Travel: I'm in Liverpool's twin city. Well, you certainly could have fooled me

BEFORE I came here to the Portuguese city of Oporto, where I'm writing these words, people told me that the place was the country's equivalent to Liverpool. Both cities are supposedly tough, working class and, in guidebook speak, "unpretentious" (ie falling to bits). Both have football teams that were European champions in the 1980s. Both are big west-facing ports built over muddy rivers, with half an eye on the Americas and an identity crisis now that the great age of European seafaring is over. Both suffer from the problem of southern snobbery (in Oporto's case, this means that the people of Lisbon find their ancient tripe-eating habit incredibly funny).

Genuine twin cities? Now that I'm here, I have to say that I have trouble seeing it. And it's not just the superficial differences that I'm worried about. That is to say, it's not just the fact that Oporto has Baroque churches, while Liverpool had the Cavern Club, or that the sun shines here while in Liverpool it rains. Or indeed that Oporto gave the world port while Liverpool gave it Pears soap.

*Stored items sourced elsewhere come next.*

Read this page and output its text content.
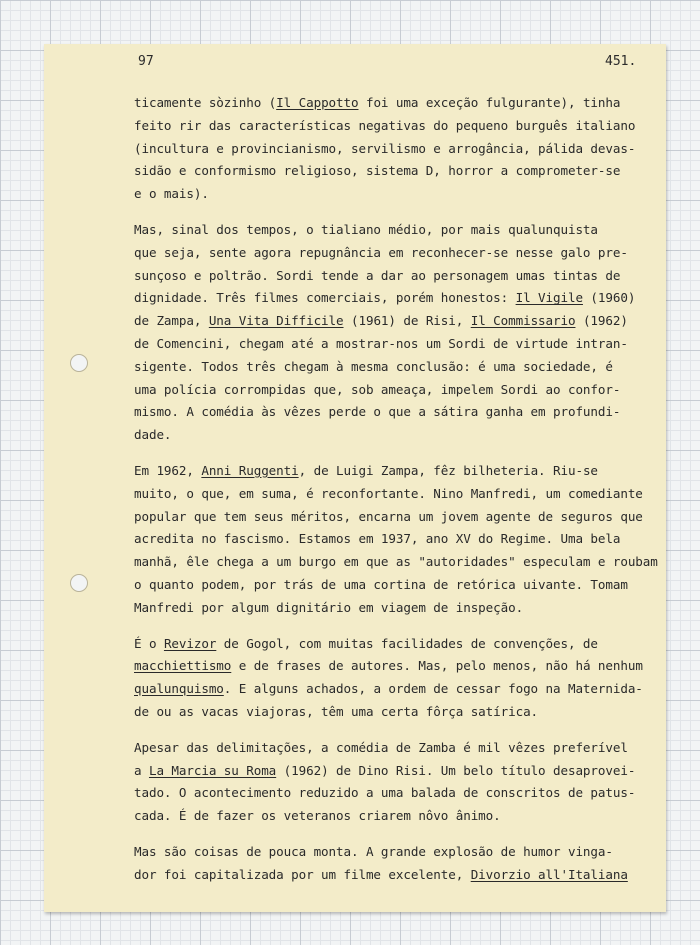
97	451.
ticamente sòzinho (Il Cappotto foi uma exceção fulgurante), tinha
feito rir das características negativas do pequeno burguês italiano
(incultura e provincianismo, servilismo e arrogância, pálida devas-
sidão e conformismo religioso, sistema D, horror a comprometer-se
e o mais).
Mas, sinal dos tempos, o tialiano médio, por mais qualunquista
que seja, sente agora repugnância em reconhecer-se nesse galo pre-
sunçoso e poltrão. Sordi tende a dar ao personagem umas tintas de
dignidade. Três filmes comerciais, porém honestos: Il Vigile (1960)
de Zampa, Una Vita Difficile (1961) de Risi, Il Commissario (1962)
de Comencini, chegam até a mostrar-nos um Sordi de virtude intran-
sigente. Todos três chegam à mesma conclusão: é uma sociedade, é
uma polícia corrompidas que, sob ameaça, impelem Sordi ao confor-
mismo. A comédia às vêzes perde o que a sátira ganha em profundi-
dade.
Em 1962, Anni Ruggenti, de Luigi Zampa, fêz bilheteria. Riu-se
muito, o que, em suma, é reconfortante. Nino Manfredi, um comediante
popular que tem seus méritos, encarna um jovem agente de seguros que
acredita no fascismo. Estamos em 1937, ano XV do Regime. Uma bela
manhã, êle chega a um burgo em que as "autoridades" especulam e roubam
o quanto podem, por trás de uma cortina de retórica uivante. Tomam
Manfredi por algum dignitário em viagem de inspeção.
É o Revizor de Gogol, com muitas facilidades de convenções, de
macchiettismo e de frases de autores. Mas, pelo menos, não há nenhum
qualunquismo. E alguns achados, a ordem de cessar fogo na Maternida-
de ou as vacas viajoras, têm uma certa fôrça satírica.
Apesar das delimitações, a comédia de Zamba é mil vêzes preferível
a La Marcia su Roma (1962) de Dino Risi. Um belo título desaprovei-
tado. O acontecimento reduzido a uma balada de conscritos de patus-
cada. É de fazer os veteranos criarem nôvo ânimo.
Mas são coisas de pouca monta. A grande explosão de humor vinga-
dor foi capitalizada por um filme excelente, Divorzio all'Italiana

I admit it: a working-class city of which the principal business is satisfying the after-dinner cravings of the British aristocracy is certainly intriguing. But before I go into a paroxysm of northern European paranoia about the quality-of-life thing (why exactly is it that people living south of a line running approximately from Bordeaux to Bologna always have much more urgent things to talk about than the rest of us do?), I am perfectly prepared to look on the down side of life in Oporto as well.

I am prepared to concede, for example, that some of the Porto FC supporters have unhealthily squashed noses. I also admit that the filthy Douro River is not a place where I would wish my worst enemy to swim. And, yes ,the young people of Oporto probably tire - at moments - of belonging to a relatively conservative, homogeneous culture, lacking in the buzz and excitement of a multicultural, multiracial society in the throes of change.

But all the same: would the people of Oporto walk around the decrepit, decaying bits of Liverpool (or indeed any other British city) marvelling at how charming and picturesque it all was? Because, like it or not, that's what you can't help doing here.

When I arrived on Thursday afternoon the first thing I did was check into a nicotine-stained hotel with dodgy wiring and a bed as creaky as a Spanish galleon. But it only cost pounds 10 a night with breakfast and I would gladly stay here for a month. Next I stepped straight into a cafe called A Brasileira which, to tell the truth, did not seem to have been painted since Brazil was discovered. The locals may, for all I know, regard it as a tragic symbol of inner-city poverty. But if this is the equivalent to a greasy spoon cafe, why does it have to have a marble-clad interior fitted with leafy flourishes in bronze? Why do self-important-looking senior citizens still sit in it? And why is it that from a strategically placed seat on the pavement I could not see a single woman walking past who did not look like a 25-year-old art student?

When I went down to the waterfront I saw Oporto rise up all around me. It seemed to be trying as hard as a city possibly could to be tough, working class and unpretentious, with its soaring, spindly iron bridges, its mouldy Baroque towers, its cheerfully medieval housing, its stenches, its miles of hanging laundry. And there, under stone arches right by the riverside, I found the local version of unemployment, single motherhood and homelessness rolled into one: old ladies selling the first apricots and cherries of the season, alongside piles of olives and bottles of port.